Gratifii Limited (ASX: GTI) has delivered a standout third quarter for FY25, posting cash receipts of $18.6 million. This represents a remarkable 111% increase compared to the same quarter last year and a 6.3% rise over the previous quarter, underscoring the company’s accelerating momentum despite a traditionally softer trading period and the disruptive impact of Cyclone Alfred in Queensland.

The surge in cash receipts highlights the resilience of Gratifii’s integrated rewards and incentives platform, which continues to gain traction across Australia, New Zealand, and Southeast Asia. The company’s ability to grow in a challenging environment speaks to the strength of its business model and expanding customer base.

Balance Sheet Strengthening Amid Operating Loss

While the quarter recorded an operating loss of $3.4 million, this was primarily driven by strategic balance sheet improvements. Gratifii repaid approximately $2.7 million in trade creditors to align with revised, tighter credit terms from major suppliers, reflecting a broader soft credit environment. Additionally, $3.9 million in pre-acquisition liabilities related to Club Connect were settled, contributing to the year-to-date net operating loss of $5.1 million.

These repayments, while impacting short-term profitability, position Gratifii for greater financial sustainability and operational efficiency moving forward. The company ended the quarter with $1.35 million in cash, maintaining a foundation for continued investment and growth.

Strategic Contract Wins and Platform Integration Progress

Gratifii’s commercial momentum was bolstered by several key contract wins during the quarter. A significant agreement with BRG Holdings Pty Ltd (The Big Red Group/Red Balloon) expands the breadth of experiences available through Gratifii’s platform. What's more, Velocity Frequent Flyer, Virgin Australia’s loyalty program, launched movie vouchers redeemable via Gratifii, marking a notable partnership in the loyalty space.

Operationally, the successful migration of RACV, one of Gratifii’s largest clients, onto the proprietary Gratifii Connect platform marks a critical milestone. This migration validates the platform’s scalability and readiness to support large enterprise clients.
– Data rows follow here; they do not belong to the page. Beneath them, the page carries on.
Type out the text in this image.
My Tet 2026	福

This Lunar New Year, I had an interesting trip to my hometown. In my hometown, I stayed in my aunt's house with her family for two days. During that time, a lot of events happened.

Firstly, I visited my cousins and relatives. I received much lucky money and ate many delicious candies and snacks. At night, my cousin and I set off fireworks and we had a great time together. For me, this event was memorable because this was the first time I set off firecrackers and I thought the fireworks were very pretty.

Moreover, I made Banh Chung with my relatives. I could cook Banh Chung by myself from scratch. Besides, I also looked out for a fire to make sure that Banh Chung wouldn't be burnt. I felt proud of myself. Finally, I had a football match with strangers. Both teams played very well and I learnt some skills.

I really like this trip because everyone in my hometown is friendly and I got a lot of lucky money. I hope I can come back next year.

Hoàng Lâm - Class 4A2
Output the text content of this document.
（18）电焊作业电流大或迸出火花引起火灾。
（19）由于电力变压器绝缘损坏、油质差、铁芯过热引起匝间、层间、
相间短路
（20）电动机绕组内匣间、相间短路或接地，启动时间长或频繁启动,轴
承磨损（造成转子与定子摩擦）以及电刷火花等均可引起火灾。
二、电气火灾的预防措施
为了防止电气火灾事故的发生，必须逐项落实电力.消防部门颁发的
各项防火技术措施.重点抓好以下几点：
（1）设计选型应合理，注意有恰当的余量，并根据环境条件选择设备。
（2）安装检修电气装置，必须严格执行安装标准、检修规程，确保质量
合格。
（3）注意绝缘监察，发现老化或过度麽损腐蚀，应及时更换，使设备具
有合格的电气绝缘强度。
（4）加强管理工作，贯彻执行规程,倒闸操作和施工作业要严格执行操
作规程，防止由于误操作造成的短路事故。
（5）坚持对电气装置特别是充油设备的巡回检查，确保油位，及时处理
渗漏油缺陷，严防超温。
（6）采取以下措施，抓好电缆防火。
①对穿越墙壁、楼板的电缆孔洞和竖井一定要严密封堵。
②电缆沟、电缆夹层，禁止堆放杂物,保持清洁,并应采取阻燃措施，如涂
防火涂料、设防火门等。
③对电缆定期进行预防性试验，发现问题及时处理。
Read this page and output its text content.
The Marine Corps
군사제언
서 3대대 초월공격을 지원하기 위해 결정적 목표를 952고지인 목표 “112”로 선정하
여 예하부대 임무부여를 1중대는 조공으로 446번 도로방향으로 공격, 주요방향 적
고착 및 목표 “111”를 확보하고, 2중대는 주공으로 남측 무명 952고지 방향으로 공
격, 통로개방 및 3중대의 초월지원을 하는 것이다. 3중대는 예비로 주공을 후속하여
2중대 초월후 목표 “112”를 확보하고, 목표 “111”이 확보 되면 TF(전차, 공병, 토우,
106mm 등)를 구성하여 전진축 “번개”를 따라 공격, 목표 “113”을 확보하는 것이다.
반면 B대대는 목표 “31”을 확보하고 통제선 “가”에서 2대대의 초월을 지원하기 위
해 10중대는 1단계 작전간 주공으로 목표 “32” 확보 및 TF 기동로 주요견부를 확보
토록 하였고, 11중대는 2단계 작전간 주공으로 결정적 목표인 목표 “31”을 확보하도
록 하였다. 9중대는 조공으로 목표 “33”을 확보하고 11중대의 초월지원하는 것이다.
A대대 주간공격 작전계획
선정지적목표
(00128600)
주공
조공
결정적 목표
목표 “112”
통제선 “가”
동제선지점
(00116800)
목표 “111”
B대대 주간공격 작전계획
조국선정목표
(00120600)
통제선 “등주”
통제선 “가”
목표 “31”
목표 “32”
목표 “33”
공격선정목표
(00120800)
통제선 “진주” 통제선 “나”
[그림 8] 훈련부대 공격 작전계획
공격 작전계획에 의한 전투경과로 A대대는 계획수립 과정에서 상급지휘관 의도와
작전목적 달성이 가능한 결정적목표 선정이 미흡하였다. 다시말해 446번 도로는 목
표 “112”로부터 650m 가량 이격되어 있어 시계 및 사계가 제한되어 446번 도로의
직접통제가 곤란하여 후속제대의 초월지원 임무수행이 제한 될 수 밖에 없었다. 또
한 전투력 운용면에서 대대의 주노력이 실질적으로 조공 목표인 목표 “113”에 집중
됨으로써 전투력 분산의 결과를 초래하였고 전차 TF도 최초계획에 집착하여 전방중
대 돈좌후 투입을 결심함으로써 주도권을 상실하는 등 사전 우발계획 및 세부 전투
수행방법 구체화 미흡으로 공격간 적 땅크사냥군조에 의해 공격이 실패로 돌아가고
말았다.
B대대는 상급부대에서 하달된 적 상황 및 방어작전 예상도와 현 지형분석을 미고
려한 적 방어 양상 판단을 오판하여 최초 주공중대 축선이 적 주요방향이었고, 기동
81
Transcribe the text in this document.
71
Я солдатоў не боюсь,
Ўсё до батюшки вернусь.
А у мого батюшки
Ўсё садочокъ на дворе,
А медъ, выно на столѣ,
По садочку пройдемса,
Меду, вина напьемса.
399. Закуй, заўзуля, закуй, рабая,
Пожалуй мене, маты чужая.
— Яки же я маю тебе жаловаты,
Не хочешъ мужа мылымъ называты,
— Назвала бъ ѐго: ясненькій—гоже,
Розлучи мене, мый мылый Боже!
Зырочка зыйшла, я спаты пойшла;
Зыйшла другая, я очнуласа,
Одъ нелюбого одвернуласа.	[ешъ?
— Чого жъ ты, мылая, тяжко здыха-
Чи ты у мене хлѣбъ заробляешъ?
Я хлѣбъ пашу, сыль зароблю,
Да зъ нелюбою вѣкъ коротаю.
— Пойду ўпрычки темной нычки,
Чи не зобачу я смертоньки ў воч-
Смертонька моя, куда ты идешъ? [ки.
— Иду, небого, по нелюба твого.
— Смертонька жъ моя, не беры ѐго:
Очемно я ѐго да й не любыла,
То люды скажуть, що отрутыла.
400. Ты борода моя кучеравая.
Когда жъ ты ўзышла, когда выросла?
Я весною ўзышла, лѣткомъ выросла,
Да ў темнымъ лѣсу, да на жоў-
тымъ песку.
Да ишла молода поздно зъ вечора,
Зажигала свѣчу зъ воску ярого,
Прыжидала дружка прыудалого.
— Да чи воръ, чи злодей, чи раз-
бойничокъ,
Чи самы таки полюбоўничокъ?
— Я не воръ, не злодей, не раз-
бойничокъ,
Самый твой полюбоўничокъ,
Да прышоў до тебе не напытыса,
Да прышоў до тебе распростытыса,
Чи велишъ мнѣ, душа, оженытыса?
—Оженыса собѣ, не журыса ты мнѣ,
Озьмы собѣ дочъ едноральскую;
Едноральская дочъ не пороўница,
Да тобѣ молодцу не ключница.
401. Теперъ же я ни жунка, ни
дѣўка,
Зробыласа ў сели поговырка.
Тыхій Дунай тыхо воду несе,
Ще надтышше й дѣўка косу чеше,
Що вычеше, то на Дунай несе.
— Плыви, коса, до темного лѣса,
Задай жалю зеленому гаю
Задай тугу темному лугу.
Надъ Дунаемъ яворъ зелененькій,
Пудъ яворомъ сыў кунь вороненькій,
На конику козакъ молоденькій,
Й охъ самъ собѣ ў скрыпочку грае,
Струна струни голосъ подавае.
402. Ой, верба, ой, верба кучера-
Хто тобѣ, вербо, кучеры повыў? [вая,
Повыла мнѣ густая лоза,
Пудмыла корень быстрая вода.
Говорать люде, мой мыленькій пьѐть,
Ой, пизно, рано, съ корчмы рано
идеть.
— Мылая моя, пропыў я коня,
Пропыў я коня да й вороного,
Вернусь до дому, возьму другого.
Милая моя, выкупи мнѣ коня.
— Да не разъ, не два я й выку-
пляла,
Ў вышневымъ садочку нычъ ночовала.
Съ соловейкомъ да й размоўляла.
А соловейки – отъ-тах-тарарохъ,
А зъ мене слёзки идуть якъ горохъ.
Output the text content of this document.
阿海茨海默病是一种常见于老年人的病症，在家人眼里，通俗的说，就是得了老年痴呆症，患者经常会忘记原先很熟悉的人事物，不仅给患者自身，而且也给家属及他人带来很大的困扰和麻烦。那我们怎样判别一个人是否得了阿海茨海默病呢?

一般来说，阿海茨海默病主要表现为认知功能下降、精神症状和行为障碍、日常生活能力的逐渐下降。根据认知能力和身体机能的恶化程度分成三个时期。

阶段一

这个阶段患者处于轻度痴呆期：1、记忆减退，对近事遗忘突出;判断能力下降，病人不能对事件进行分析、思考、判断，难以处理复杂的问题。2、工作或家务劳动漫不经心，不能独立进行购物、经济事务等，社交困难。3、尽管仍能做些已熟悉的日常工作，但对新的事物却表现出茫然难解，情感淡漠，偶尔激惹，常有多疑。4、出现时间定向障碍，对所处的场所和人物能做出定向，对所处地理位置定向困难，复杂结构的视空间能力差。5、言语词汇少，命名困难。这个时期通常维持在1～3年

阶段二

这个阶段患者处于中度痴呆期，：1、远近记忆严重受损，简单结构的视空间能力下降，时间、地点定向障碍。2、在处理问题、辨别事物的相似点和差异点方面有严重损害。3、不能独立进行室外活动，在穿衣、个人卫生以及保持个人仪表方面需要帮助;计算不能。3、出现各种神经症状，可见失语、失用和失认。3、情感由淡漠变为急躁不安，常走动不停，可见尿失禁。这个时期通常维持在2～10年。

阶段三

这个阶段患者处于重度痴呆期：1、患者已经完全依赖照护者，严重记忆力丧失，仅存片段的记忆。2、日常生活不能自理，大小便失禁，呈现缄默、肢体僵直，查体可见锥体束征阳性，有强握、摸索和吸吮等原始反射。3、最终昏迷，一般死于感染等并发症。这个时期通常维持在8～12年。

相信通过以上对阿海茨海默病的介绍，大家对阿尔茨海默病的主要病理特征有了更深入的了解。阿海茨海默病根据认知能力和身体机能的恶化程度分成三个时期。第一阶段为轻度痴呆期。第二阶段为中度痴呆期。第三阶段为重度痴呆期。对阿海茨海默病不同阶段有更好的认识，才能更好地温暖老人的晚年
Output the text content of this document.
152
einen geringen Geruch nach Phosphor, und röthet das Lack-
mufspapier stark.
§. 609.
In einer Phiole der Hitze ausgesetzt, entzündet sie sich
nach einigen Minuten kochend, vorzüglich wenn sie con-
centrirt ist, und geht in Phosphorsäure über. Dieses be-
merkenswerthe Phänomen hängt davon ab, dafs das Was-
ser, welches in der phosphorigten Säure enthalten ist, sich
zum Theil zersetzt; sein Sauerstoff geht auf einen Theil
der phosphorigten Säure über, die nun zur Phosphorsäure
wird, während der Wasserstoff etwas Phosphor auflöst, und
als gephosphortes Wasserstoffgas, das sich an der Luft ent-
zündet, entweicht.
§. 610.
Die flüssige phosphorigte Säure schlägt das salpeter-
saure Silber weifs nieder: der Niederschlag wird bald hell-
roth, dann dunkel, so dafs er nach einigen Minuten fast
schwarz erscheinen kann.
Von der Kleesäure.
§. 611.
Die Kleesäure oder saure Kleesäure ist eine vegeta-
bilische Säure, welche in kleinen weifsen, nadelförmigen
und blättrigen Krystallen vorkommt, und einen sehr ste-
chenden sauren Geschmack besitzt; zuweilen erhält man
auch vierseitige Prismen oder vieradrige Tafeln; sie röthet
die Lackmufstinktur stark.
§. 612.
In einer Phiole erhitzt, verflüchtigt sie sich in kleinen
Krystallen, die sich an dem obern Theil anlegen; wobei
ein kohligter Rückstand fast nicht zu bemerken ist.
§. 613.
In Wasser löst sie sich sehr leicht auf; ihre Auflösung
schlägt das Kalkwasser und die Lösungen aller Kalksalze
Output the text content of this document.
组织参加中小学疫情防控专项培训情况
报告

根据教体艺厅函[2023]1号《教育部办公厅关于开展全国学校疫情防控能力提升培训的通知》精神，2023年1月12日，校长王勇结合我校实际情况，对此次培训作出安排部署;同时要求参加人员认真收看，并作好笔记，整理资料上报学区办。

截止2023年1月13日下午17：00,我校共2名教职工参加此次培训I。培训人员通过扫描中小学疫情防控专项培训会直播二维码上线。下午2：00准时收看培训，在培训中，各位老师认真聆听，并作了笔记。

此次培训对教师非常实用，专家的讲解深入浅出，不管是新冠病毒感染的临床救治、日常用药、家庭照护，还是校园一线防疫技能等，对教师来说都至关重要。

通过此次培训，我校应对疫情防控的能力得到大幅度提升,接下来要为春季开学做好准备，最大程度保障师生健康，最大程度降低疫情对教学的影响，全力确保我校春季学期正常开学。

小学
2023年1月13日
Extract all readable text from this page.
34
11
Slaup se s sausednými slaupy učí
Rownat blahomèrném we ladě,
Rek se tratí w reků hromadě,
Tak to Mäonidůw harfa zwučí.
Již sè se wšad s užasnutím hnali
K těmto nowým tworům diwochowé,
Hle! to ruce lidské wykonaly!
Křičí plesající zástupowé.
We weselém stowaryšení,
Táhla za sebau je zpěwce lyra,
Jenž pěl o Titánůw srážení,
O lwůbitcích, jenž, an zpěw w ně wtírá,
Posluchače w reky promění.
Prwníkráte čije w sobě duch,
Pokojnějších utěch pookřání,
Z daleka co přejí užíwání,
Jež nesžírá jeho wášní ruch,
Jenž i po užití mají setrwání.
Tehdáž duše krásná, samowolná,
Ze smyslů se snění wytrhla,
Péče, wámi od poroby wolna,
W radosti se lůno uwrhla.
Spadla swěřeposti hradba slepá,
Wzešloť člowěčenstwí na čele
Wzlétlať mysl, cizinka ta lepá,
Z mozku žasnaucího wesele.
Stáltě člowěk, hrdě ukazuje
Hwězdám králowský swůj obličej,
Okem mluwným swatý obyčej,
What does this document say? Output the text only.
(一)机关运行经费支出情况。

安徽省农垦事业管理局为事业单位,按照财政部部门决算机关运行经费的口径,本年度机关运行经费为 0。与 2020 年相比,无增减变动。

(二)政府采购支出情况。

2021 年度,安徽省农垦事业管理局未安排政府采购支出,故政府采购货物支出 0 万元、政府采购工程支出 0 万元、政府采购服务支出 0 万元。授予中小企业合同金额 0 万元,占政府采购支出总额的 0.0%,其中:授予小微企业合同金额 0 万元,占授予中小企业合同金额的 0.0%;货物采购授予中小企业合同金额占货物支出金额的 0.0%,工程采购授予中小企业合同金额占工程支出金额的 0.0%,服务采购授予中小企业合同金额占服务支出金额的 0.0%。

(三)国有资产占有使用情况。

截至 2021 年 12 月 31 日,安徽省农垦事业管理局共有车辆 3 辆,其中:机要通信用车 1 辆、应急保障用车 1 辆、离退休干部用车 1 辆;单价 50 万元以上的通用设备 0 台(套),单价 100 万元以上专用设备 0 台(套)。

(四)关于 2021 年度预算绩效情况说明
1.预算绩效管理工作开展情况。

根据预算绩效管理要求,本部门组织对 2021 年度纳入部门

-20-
The decommissioning of the legacy Neat Ideas platform is scheduled for July 2025, completing the transition and enabling the company to unlock cost and revenue synergies from its recent acquisitions.

Capital Raise and Outlook for FY26

To support its growth trajectory and integration efforts, Gratifii completed a placement raising $2.5 million from sophisticated and professional investors. This capital injection is expected to underpin ongoing operational initiatives and expansion plans.

Looking ahead, Gratifii projects an enhanced proforma revenue run rate of approximately $84 million for FY26. The company is optimistic about sustained revenue growth and margin expansion, driven by a growing pipeline of high-quality opportunities, new distribution channels, and deeper customer engagement. Post-merger integration remains a strategic priority, with system consolidation and operational streamlining anticipated to deliver meaningful cost savings by year-end.

Despite near-term challenges from Cyclone Alfred, Gratifii’s operational momentum and strategic initiatives position it well to capitalize on market opportunities and accelerate earnings growth in the coming fiscal year.

Bottom Line?

Gratifii’s record cash growth and strategic integrations set the stage for a pivotal FY26, but watch closely for margin improvements and credit term impacts.

Questions in the middle?

  • How will tighter supplier credit terms affect Gratifii’s cash flow and margins in the near term?
  • What is the timeline and expected impact of the full client migration to Gratifii Connect on revenue and costs?
  • How will new contracts with BRG Holdings and Velocity Frequent Flyer translate into sustained revenue growth?